Надо бы научиться произносить это, не переводя дыхания. Legato.

– Ты знаешь, кажется, всего Мореаса наизусть?

– Нет. Просто, когда он в ударе, то пишет незабываемые вещи. Чувство такое, словно знаешь их с детства. И словно говорит их не Мореас в частности, а Поэзия, чтобы выразить страдание, извечно знакомое человеку. В этом-то и чудо. Две строфы, которые на первый взгляд кажутся совершенно книжными, состоящими из элегантных клише, и которым в то же время удается быть подлинным криком отчаяния, и отчаяния самого глубокого, самого общего. По сравнению с ним уныние Верлена кажется таким приятным и эпизодическим. Вот почему и смотреть на этого человека увлекательно. Обещай мне на него смотреть. Видеть перед собою этого кичливого усача, этого старого щеголя из казино, и думать, что за такою внешностью скрывается бетховенский пафос!

– Можно мне поделиться с тобою одним соображением?

– Что за вопрос?

– Довольно глупым, вероятно, предупреждаю тебя… Не обижайся. Мне кажется, что, безотчетно для тебя, быть может, твое восхищение современными писателями, и не только твое восхищение, но твой интерес, просто твой интерес и даже критика, подвергать которой ты их считаешь достойными, сосредоточиваются почти исключительно на людях – я скажу сейчас нелепость – мало известных. Ты понимаешь меня? Очень известных в ограниченном кругу, но эпохе в ее совокупности как будто незнакомых. Какие имена постоянно мелькают в твоих речах? Те, что ты сейчас называл, и еще некоторые, вроде… не знаю… вроде Рембо, или Малларме, или Жида. Я уверен, заметь это, что в каждую эпоху список признанных великих никогда не соответствовал списку истинных и долговечных великих. Но не в такой же мере…

– Это кажется тебе подозрительным? Мне тоже. Сколько раз говорил я себе: "Нас несколько тысяч заблуждающихся". И все-таки, по зрелом размышлении, скажу, что влопалась эпоха "в своей совокупности", как ты выражаешься.

– Но, повторяю, в такой мере – это беспримерно и необъяснимо.

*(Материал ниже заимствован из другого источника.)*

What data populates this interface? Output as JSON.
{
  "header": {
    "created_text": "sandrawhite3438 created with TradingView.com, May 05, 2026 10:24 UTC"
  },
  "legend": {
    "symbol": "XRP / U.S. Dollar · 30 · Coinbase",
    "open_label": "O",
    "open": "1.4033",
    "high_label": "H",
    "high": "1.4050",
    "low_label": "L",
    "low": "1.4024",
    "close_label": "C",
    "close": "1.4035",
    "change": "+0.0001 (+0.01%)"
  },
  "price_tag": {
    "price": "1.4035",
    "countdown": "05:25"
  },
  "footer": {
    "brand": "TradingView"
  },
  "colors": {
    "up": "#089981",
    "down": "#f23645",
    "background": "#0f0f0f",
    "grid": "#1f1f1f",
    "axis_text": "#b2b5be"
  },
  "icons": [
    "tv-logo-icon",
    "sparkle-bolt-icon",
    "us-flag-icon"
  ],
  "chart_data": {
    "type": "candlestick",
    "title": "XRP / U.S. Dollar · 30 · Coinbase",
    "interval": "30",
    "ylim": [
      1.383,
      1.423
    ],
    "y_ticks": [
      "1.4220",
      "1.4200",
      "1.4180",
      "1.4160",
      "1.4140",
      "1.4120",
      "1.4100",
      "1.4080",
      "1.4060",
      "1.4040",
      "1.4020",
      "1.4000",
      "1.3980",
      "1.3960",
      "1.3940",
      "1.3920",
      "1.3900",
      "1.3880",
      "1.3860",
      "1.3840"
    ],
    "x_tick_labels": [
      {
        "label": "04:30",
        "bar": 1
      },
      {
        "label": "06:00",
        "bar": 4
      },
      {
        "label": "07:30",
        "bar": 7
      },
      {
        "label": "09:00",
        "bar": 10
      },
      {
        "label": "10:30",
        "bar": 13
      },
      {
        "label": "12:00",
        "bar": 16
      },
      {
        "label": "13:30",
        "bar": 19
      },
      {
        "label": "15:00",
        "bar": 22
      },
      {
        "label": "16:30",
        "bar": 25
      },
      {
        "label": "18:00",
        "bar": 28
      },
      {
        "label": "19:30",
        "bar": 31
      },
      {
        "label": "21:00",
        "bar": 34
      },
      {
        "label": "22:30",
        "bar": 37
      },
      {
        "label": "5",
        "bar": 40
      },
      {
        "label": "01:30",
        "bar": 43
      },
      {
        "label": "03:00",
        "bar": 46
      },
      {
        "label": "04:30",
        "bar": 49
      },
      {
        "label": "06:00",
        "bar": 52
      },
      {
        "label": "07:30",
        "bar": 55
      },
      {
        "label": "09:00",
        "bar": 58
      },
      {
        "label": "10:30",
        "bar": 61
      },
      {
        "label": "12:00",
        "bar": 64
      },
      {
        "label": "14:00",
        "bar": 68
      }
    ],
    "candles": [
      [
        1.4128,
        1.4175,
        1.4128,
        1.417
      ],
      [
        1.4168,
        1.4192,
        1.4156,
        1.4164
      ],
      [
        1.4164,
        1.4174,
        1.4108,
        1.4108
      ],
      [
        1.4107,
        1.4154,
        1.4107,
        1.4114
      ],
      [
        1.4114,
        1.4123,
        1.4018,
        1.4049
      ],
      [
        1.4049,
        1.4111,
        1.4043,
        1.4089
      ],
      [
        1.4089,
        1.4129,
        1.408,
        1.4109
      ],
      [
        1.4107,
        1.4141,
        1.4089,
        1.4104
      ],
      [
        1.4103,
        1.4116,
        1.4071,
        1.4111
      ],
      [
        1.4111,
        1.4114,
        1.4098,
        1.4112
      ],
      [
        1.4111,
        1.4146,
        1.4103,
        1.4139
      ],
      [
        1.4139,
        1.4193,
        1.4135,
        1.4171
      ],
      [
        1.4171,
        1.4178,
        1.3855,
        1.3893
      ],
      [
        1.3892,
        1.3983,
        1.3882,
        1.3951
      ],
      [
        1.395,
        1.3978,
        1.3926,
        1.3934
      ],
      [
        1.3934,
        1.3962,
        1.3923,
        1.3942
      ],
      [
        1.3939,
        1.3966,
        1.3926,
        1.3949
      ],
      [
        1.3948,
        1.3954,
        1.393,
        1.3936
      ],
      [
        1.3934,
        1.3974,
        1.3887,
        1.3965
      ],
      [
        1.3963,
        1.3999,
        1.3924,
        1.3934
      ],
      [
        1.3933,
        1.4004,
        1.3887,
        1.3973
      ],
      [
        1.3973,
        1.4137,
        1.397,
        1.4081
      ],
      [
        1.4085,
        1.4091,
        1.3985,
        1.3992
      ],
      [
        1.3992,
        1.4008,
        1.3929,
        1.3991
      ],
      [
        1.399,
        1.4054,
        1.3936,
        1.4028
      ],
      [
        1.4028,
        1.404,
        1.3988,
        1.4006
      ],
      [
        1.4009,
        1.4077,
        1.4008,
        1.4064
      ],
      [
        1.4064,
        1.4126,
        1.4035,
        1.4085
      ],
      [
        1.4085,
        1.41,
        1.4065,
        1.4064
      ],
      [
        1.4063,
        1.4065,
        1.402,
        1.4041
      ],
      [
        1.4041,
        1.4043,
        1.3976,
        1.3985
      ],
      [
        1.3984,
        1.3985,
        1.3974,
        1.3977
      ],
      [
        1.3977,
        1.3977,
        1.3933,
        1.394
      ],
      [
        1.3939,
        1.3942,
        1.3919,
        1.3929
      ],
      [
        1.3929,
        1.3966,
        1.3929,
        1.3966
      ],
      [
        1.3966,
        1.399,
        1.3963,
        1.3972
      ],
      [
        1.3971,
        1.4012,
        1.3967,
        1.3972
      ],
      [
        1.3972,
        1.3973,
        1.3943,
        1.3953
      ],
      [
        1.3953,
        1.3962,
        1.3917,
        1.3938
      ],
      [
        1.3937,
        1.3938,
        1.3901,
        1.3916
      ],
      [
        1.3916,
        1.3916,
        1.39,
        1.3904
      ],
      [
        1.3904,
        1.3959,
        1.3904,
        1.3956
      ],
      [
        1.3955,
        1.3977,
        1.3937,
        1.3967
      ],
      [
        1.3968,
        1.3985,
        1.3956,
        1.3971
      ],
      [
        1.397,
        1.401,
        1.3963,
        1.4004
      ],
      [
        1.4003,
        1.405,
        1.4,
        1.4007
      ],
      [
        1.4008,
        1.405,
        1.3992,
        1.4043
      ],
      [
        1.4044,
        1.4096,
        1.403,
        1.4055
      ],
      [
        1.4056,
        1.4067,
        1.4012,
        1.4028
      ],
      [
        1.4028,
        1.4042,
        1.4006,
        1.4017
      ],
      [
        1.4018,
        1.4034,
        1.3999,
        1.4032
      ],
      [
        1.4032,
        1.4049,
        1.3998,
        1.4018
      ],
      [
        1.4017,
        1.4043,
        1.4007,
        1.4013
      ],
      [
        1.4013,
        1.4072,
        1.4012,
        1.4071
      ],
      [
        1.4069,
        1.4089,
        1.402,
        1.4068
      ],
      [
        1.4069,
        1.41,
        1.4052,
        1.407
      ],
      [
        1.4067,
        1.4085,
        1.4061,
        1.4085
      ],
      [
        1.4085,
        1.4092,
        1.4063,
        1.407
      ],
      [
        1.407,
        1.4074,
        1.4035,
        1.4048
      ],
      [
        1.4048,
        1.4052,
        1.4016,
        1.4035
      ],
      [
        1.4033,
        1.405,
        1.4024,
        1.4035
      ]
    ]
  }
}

– Беспримерно – да. Необъяснимо – пожалуй, нет. Будь у нас время. Произошло это не сразу. Признаки эти наблюдаются со времени Второй империи. Но особенно за последние двадцать лет положение сделалось странным. Произошел как бы раскол. С одной стороны, широкая публика, эпоха "в ее совокупности", со своими писателями и своими художниками (потому что это наблюдается во всех областях искусства), которых она носит на руках, обогащает, чествует. С другой – своего рода преследуемая церковь. Да, я не знаю лучшего сравнения. Протестанты при Людовике XIV, например, или английские католики при Кромвеле. Да, если только быть немного добросовестным и в известной мере культурным человеком, освоившимся с великими произведениями прошлого, привыкшим в качестве примера красивой вещи или гениального человека скорее брать Шартрский собор, чем станционное здание, скорее Гюго, чем Беранже, то нельзя не признать, что "к преследуемой церкви" принадлежат три четверти, если не больше, гениальных или исключительно одаренных людей всякого рода, появившихся у нас начиная с семидесятых или восьмидесятых годов. Широкая печать игнорирует их. Видные критики избегают о них говорить или небрежно их разносят. Толстые журналы, театры, официальные выставки, Академия, Французский институт и все прочее закрыты для них. Француз среднего калибра вытаращит глаза или захохочет, если ты станешь ему называть их имена… О, да, это загадочно. Загадка, вероятно, социального порядка. Болезнь роста демократии.